Казалось-бы, мысль правильная и уж совсем не булгаковская. Уж он-то «до конца пронесший великолепное презрение», был чуть ли не единственным официально разрешенным белогвардейцем, проживавшим в советской Москве. Если «12 стульев» написал Булгаков, зачем же он превращает Ипполита Матвеевича, символ старой России, не просто в нелепого растяпу, а в кровавого монстра?

Но разве Киса убивал Остапа только из алчности?
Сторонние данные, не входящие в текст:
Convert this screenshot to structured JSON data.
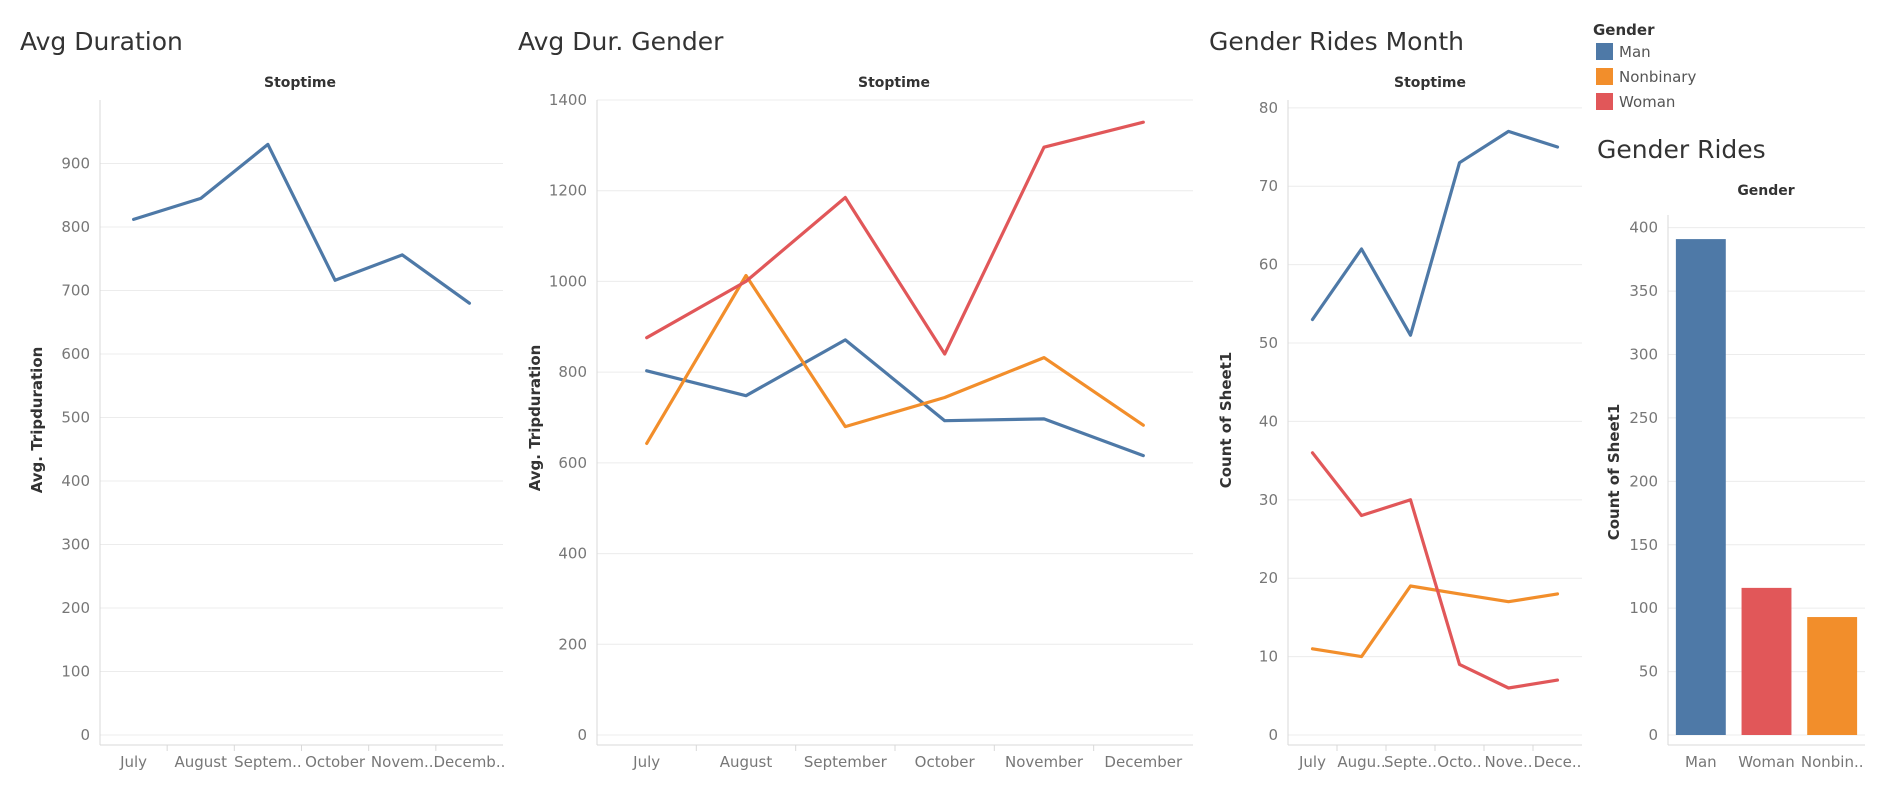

Да, великий комбинатор то ли в шутку, то ли всерьез, намекал, что не даст бывшему предводителю никакой доли, если удастся добыть брильянты, но был и другой мотив.
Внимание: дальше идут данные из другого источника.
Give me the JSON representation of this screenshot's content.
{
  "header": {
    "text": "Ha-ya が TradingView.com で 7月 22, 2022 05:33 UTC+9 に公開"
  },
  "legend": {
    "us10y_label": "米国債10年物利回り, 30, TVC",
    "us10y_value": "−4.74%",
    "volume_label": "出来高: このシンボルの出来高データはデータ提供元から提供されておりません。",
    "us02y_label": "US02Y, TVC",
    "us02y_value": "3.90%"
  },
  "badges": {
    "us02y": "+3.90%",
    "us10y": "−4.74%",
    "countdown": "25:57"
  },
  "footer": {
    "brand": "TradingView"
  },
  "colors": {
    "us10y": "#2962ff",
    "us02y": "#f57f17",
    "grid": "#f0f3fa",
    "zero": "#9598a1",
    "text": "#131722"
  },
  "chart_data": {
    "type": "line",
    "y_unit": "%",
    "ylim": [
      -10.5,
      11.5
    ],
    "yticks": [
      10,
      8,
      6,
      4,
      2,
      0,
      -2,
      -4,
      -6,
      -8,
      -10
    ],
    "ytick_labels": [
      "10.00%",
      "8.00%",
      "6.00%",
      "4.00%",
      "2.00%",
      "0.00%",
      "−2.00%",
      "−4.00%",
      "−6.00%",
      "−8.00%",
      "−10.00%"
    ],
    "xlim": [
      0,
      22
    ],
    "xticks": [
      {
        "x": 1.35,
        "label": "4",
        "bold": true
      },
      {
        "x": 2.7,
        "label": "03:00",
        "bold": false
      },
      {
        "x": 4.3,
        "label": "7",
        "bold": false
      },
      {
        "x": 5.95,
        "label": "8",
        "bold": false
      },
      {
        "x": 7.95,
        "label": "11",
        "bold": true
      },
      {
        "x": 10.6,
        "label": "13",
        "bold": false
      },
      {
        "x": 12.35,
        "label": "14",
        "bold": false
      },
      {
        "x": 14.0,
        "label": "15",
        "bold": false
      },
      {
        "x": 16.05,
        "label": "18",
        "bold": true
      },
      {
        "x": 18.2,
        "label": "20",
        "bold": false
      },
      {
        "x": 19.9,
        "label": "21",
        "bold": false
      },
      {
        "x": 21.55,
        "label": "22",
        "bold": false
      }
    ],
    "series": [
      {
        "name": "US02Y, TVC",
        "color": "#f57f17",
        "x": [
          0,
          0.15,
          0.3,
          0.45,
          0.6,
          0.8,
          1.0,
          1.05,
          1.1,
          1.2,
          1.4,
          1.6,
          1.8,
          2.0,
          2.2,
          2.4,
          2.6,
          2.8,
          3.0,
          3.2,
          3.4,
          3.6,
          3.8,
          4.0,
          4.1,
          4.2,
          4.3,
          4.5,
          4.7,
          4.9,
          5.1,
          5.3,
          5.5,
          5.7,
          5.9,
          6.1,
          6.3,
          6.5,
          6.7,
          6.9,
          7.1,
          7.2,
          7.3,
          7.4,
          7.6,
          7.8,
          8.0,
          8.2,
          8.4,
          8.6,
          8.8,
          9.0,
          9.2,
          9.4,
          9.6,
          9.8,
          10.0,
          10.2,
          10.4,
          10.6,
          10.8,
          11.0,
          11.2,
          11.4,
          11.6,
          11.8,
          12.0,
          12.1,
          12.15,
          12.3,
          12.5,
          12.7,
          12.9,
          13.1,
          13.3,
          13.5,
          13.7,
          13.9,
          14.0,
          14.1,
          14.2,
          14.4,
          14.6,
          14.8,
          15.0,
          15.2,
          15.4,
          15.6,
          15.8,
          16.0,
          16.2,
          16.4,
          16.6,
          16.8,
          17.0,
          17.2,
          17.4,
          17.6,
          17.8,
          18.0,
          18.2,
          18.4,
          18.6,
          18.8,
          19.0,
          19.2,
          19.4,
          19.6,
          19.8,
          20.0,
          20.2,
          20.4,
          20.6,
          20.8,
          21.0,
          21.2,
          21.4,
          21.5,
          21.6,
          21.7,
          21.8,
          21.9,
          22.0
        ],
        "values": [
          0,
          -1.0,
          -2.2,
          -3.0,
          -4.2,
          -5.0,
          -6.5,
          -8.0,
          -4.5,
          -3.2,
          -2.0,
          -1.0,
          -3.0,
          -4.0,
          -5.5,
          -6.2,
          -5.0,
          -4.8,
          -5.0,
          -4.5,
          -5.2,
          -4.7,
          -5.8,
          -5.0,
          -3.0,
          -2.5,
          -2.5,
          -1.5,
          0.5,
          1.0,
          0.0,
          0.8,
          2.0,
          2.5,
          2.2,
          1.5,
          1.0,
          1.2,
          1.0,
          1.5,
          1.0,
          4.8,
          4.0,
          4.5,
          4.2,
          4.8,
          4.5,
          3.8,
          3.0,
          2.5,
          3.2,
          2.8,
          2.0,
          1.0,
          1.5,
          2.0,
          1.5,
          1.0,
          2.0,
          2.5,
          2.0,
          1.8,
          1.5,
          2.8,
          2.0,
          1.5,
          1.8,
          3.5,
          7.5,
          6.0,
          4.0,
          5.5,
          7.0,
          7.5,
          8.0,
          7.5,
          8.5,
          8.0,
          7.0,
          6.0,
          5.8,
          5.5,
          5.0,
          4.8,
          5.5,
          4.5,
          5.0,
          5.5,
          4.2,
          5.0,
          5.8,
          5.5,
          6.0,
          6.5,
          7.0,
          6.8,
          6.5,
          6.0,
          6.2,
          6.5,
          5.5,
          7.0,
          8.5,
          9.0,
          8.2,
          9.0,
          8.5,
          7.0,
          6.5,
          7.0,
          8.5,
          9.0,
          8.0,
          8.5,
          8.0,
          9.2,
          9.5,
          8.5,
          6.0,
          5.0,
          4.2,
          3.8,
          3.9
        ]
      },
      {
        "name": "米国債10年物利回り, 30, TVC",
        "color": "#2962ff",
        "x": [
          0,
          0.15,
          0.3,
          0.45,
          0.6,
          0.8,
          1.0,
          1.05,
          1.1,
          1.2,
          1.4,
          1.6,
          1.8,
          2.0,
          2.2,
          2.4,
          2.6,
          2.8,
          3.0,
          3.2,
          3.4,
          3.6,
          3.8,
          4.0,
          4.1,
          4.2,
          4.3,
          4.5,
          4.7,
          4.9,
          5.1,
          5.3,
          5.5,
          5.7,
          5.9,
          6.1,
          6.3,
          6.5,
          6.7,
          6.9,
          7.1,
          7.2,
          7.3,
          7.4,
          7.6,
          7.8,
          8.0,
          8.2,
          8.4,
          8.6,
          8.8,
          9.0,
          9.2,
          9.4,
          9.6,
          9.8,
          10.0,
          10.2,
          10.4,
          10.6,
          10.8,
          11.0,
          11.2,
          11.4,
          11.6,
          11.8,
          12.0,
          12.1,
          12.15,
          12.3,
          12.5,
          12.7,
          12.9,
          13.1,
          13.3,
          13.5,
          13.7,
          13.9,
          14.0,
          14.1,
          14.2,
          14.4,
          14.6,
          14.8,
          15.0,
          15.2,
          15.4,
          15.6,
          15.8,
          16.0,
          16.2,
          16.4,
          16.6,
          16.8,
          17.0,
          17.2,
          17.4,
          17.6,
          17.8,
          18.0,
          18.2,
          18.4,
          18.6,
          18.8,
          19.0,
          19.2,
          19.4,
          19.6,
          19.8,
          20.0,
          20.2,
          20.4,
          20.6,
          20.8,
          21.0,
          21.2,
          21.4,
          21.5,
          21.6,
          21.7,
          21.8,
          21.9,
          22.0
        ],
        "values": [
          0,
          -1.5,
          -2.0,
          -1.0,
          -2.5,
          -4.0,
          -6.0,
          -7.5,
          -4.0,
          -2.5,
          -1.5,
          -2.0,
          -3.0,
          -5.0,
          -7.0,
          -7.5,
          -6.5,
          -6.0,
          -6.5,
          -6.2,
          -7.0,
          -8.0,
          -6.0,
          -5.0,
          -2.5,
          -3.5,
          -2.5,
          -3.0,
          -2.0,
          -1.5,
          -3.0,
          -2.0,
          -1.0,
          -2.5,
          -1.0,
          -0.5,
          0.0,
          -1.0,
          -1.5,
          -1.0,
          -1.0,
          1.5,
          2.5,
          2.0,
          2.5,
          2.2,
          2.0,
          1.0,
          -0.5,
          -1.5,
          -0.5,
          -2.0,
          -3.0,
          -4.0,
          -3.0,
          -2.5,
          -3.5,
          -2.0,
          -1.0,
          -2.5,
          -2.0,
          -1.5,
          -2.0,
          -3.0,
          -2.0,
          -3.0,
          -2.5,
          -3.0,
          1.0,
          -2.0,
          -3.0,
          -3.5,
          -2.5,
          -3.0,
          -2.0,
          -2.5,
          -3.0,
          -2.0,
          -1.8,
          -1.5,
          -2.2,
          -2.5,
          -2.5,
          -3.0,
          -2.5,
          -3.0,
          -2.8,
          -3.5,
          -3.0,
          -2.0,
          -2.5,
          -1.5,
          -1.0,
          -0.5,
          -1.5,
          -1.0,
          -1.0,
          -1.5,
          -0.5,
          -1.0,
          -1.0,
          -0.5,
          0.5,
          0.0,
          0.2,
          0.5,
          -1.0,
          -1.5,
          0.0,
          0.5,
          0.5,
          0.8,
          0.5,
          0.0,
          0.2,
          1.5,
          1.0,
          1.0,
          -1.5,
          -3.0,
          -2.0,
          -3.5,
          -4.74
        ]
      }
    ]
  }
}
Ипполит Матвеевич за время мытарств пережил множество унижений: бывал избит, вынужден был вести себя по-лакейски, попрошайничал, получил кличку Киса (а ведь так в детстве называла его мама, о чем он наивно поведал своему молодому напарнику, не ожидая, что тот воспользуется светлым воспоминанием для создания чуть ли не уголовного прозвища). Ипполит Матвеевич в лице Остапа отомстил всему новому обществу, лишившему его прежнего образа жизни.

Есть как минимум еще одно произведение Булгакова, где дворянин мстит одолевшей его власти, это небольшой рассказ «Ханский огонь». Бывший владелец некогда очень богатой усадьбы тайно приезжает в СССР из за границы, чтобы посмотреть, что стало с его имуществом. Выясняется, что теперь там музей. По комнатам, овеянным семейными преданиями, расхаживают какие-то ротозеи, голодранцы под руководством экскурсоводов, несущих о былом быте полную ахинею. Дождавшись ночи, бывший хозяин, ведущий происхождение от древних татарских князей, поджигает усадьбу. Ипполит Матвеевич, «любивший деньги больше, чем надо», до такого не додумался, но как не стараются авторы «12 стульев» приписать ему, в соответствии с социальным заказом, гнусную мыслишку: «Бриллианты все мои, а вовсе не шесть процентов», чувствуется, что было в этом поступке что-то еще.